“They have put too high a price on harmony; we can’t afford to pay so much for admission. And therefore I return my ticket.”
Ivan Karamazov, The Brothers Karamazov, Book
Five, Chapter Four: “Rebellion.”
A man appeared in the doorway of the Oval Office. He wasn’t noticed at first, in the bustle around the desk of the president, where George W. Bush was preparing to announce to the world that the “decapitation raid” he had launched on Baghdad a few hours before was in fact the beginning of his long-planned, much-anticipated invasion of Iraq.
A woman fussed with the president’s hair, which had been freshly cut for the televised appearance. A make-up artist dabbed delicate touches of rouge on the president’s cheeks. Another attendant fluttered in briefly to adjust the president’s tie, which, like the $6,000 suit the president was wearing, had arrived that morning from a Chicago couturier. As for the president’s $900 designer shoes — which, as a recent news story had pointed out playfully, were not only made by the same Italian craftsman who supplied Saddam Hussein with footwear, but were also the same size and make as those ordered by the Iraqi dictator — they had been carefully polished earlier by yet another aide, even though they would of course be out of sight during the broadcast.
In addition to all of this activity, the president’s political advisors and speechwriters were also making last-minute adjustments to the brief speech, while giving the president pointers about his delivery: “Keep your gaze and your voice steady. Project firmness of purpose. Confidence, calmness, character. And short phrases, lightly punched. Don’t worry, the breaks and stresses will be marked on the teleprompter.”
It’s little wonder that no one saw the man as he advanced slowly to the center of the room. He stood there silently, until the sense of his presence crept up on the others. One by one, they turned to look at him, this unauthorized figure, this living breach of protocol. He was, in almost every sense, non-descript. He wore a plain suit of indeterminate color; his features and his skin betrayed no particular race. He had no badge, no papers; how had he come to be here, where nothing is allowed that is not licensed by power?

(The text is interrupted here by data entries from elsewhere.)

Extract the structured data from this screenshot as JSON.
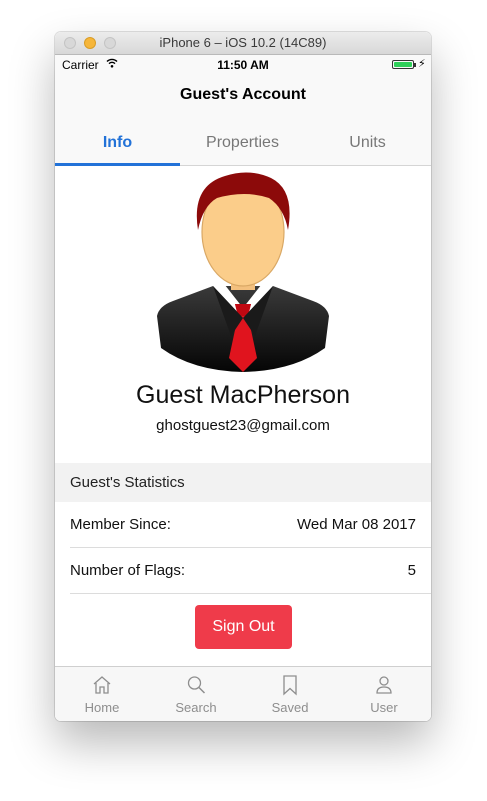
{
  "window": {
    "title": "iPhone 6 – iOS 10.2 (14C89)"
  },
  "status_bar": {
    "carrier": "Carrier",
    "time": "11:50 AM",
    "battery_color": "#2fd05a"
  },
  "nav": {
    "title": "Guest's Account"
  },
  "tabs": [
    {
      "label": "Info",
      "selected": true
    },
    {
      "label": "Properties",
      "selected": false
    },
    {
      "label": "Units",
      "selected": false
    }
  ],
  "profile": {
    "name": "Guest MacPherson",
    "email": "ghostguest23@gmail.com",
    "avatar_icon": "businessman-avatar"
  },
  "statistics": {
    "header": "Guest's Statistics",
    "rows": [
      {
        "label": "Member Since:",
        "value": "Wed Mar 08 2017"
      },
      {
        "label": "Number of Flags:",
        "value": "5"
      }
    ]
  },
  "sign_out": {
    "label": "Sign Out",
    "color": "#ef3b4a"
  },
  "tab_bar": [
    {
      "label": "Home",
      "icon": "home-icon"
    },
    {
      "label": "Search",
      "icon": "search-icon"
    },
    {
      "label": "Saved",
      "icon": "bookmark-icon"
    },
    {
      "label": "User",
      "icon": "user-icon"
    }
  ],
  "colors": {
    "accent": "#2272d8",
    "danger": "#ef3b4a"
  }
}
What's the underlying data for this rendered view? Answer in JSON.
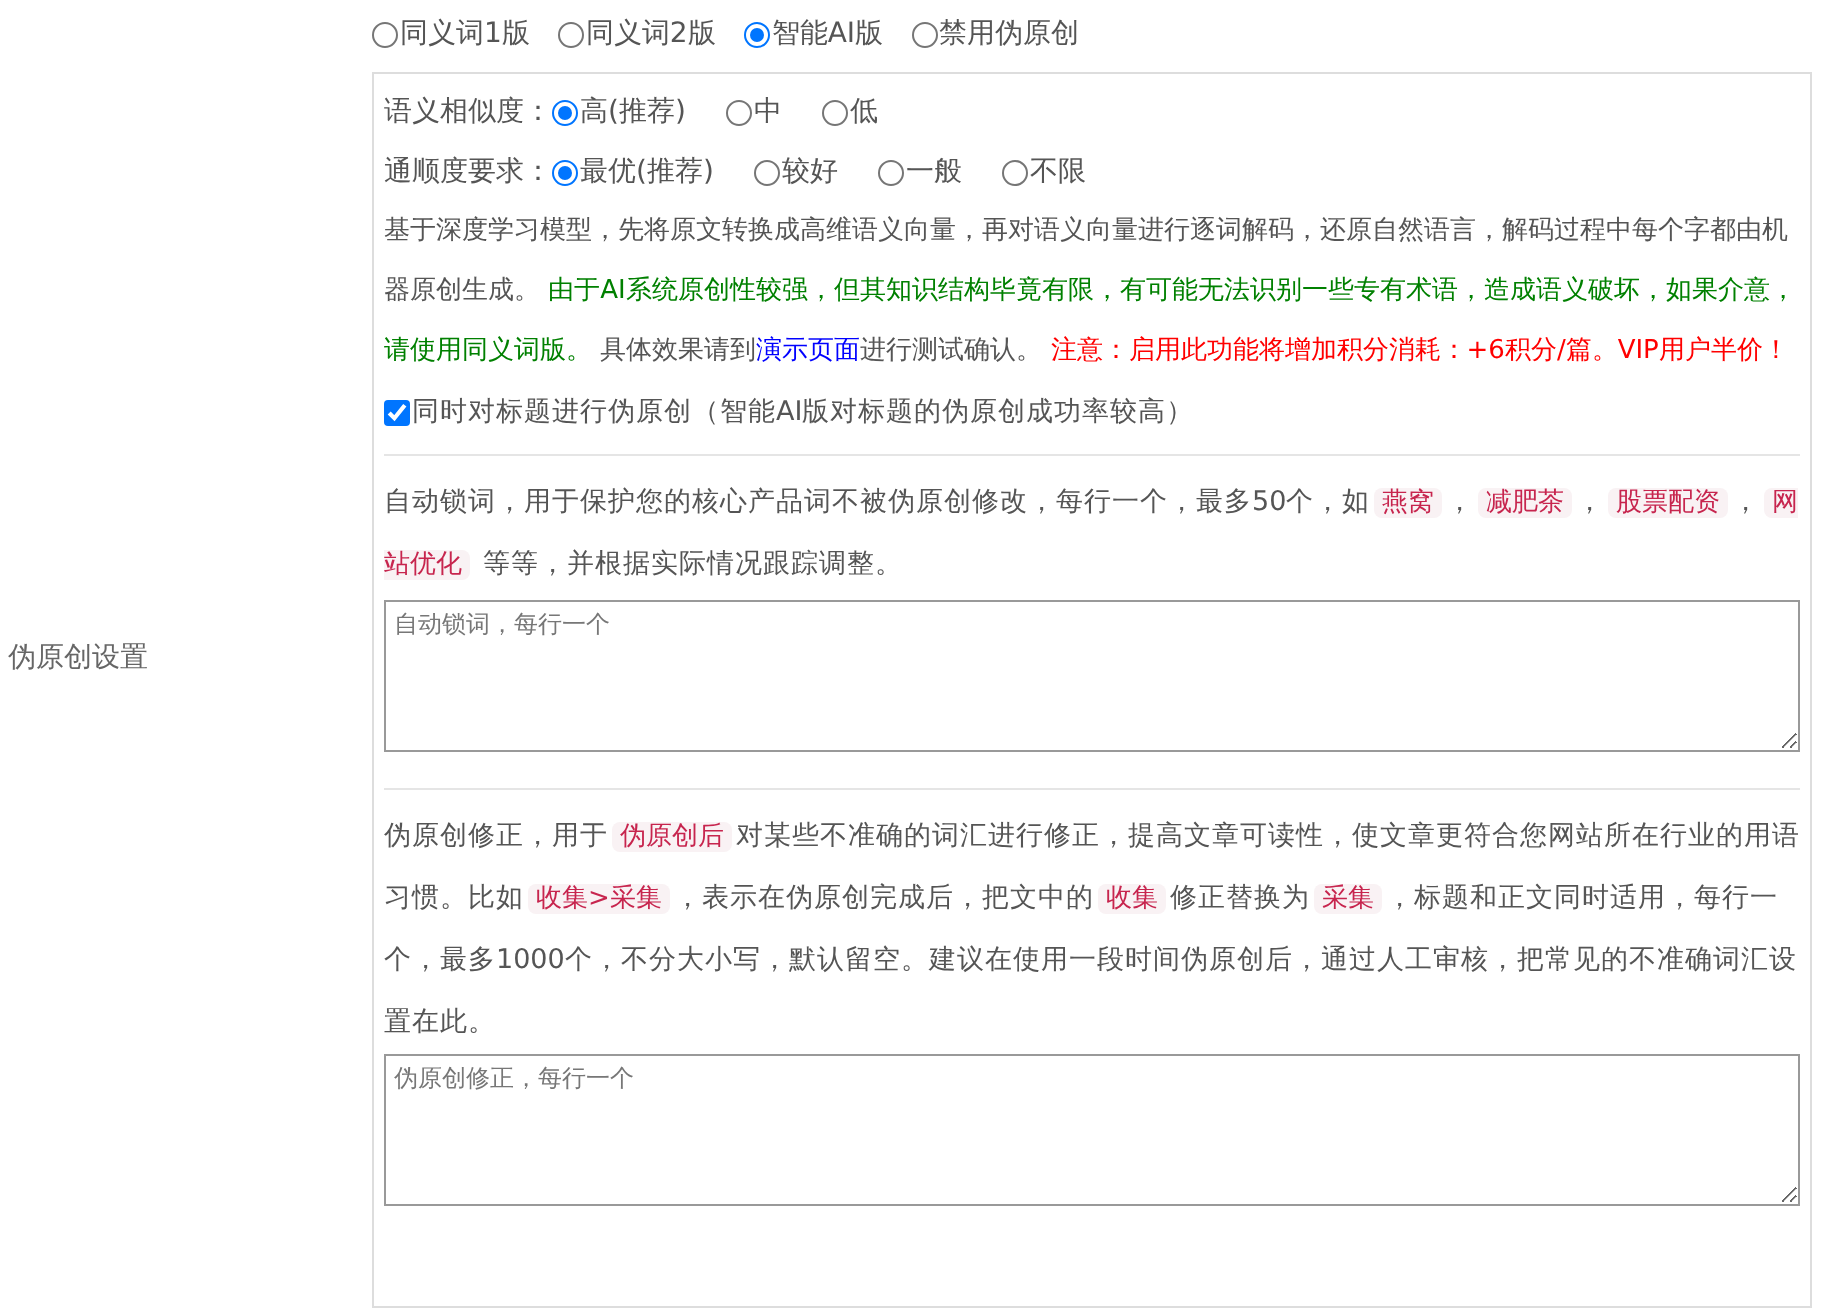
{
  "section_label": "伪原创设置",
  "modes": [
    {
      "label": "同义词1版",
      "selected": false
    },
    {
      "label": "同义词2版",
      "selected": false
    },
    {
      "label": "智能AI版",
      "selected": true
    },
    {
      "label": "禁用伪原创",
      "selected": false
    }
  ],
  "similarity": {
    "label": "语义相似度：",
    "options": [
      {
        "label": "高(推荐)",
        "selected": true
      },
      {
        "label": "中",
        "selected": false
      },
      {
        "label": "低",
        "selected": false
      }
    ]
  },
  "fluency": {
    "label": "通顺度要求：",
    "options": [
      {
        "label": "最优(推荐)",
        "selected": true
      },
      {
        "label": "较好",
        "selected": false
      },
      {
        "label": "一般",
        "selected": false
      },
      {
        "label": "不限",
        "selected": false
      }
    ]
  },
  "description": [
    {
      "kind": "text",
      "text": "基于深度学习模型，先将原文转换成高维语义向量，再对语义向量进行逐词解码，还原自然语言，解码过程中每个字都由机器原创生成。 "
    },
    {
      "kind": "green",
      "text": "由于AI系统原创性较强，但其知识结构毕竟有限，有可能无法识别一些专有术语，造成语义破坏，如果介意，请使用同义词版。"
    },
    {
      "kind": "text",
      "text": " 具体效果请到"
    },
    {
      "kind": "link",
      "text": "演示页面"
    },
    {
      "kind": "text",
      "text": "进行测试确认。 "
    },
    {
      "kind": "red",
      "text": "注意：启用此功能将增加积分消耗：+6积分/篇。VIP用户半价！"
    }
  ],
  "title_option": {
    "label": "同时对标题进行伪原创（智能AI版对标题的伪原创成功率较高）",
    "checked": true
  },
  "lock_words": {
    "description": [
      {
        "kind": "text",
        "text": "自动锁词，用于保护您的核心产品词不被伪原创修改，每行一个，最多50个，如"
      },
      {
        "kind": "code",
        "text": "燕窝"
      },
      {
        "kind": "text",
        "text": "，"
      },
      {
        "kind": "code",
        "text": "减肥茶"
      },
      {
        "kind": "text",
        "text": "，"
      },
      {
        "kind": "code",
        "text": "股票配资"
      },
      {
        "kind": "text",
        "text": "，"
      },
      {
        "kind": "code",
        "text": "网站优化"
      },
      {
        "kind": "text",
        "text": " 等等，并根据实际情况跟踪调整。"
      }
    ],
    "placeholder": "自动锁词，每行一个"
  },
  "correction": {
    "description": [
      {
        "kind": "text",
        "text": "伪原创修正，用于"
      },
      {
        "kind": "code",
        "text": "伪原创后"
      },
      {
        "kind": "text",
        "text": "对某些不准确的词汇进行修正，提高文章可读性，使文章更符合您网站所在行业的用语习惯。比如"
      },
      {
        "kind": "code",
        "text": "收集>采集"
      },
      {
        "kind": "text",
        "text": "，表示在伪原创完成后，把文中的"
      },
      {
        "kind": "code",
        "text": "收集"
      },
      {
        "kind": "text",
        "text": "修正替换为"
      },
      {
        "kind": "code",
        "text": "采集"
      },
      {
        "kind": "text",
        "text": "，标题和正文同时适用，每行一个，最多1000个，不分大小写，默认留空。建议在使用一段时间伪原创后，通过人工审核，把常见的不准确词汇设置在此。"
      }
    ],
    "placeholder": "伪原创修正，每行一个"
  }
}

Then, more astonishing, they saw his companion: a two-year-old girl standing by his side. A mass of tousled hair framed her face, a plain red dress covered her thin body. She too was silent, but not as still as the man. Instead, she turned her head this way and that, her eyes wide with curiosity, drawn especially by the bright television lights that shone on the president.
A Marine guard reached for his holster, but the man raised his hand, gently, and the guard’s movement was arrested. The aides and attendants stepped back then stood rooted, as if stupefied, their ranks forming a path from the man at the room’s center to the president’s desk. The president, brilliant in the light, alone retained the freedom to move and speak. “Who are you?” he asked, rising from his chair. “What do you want?”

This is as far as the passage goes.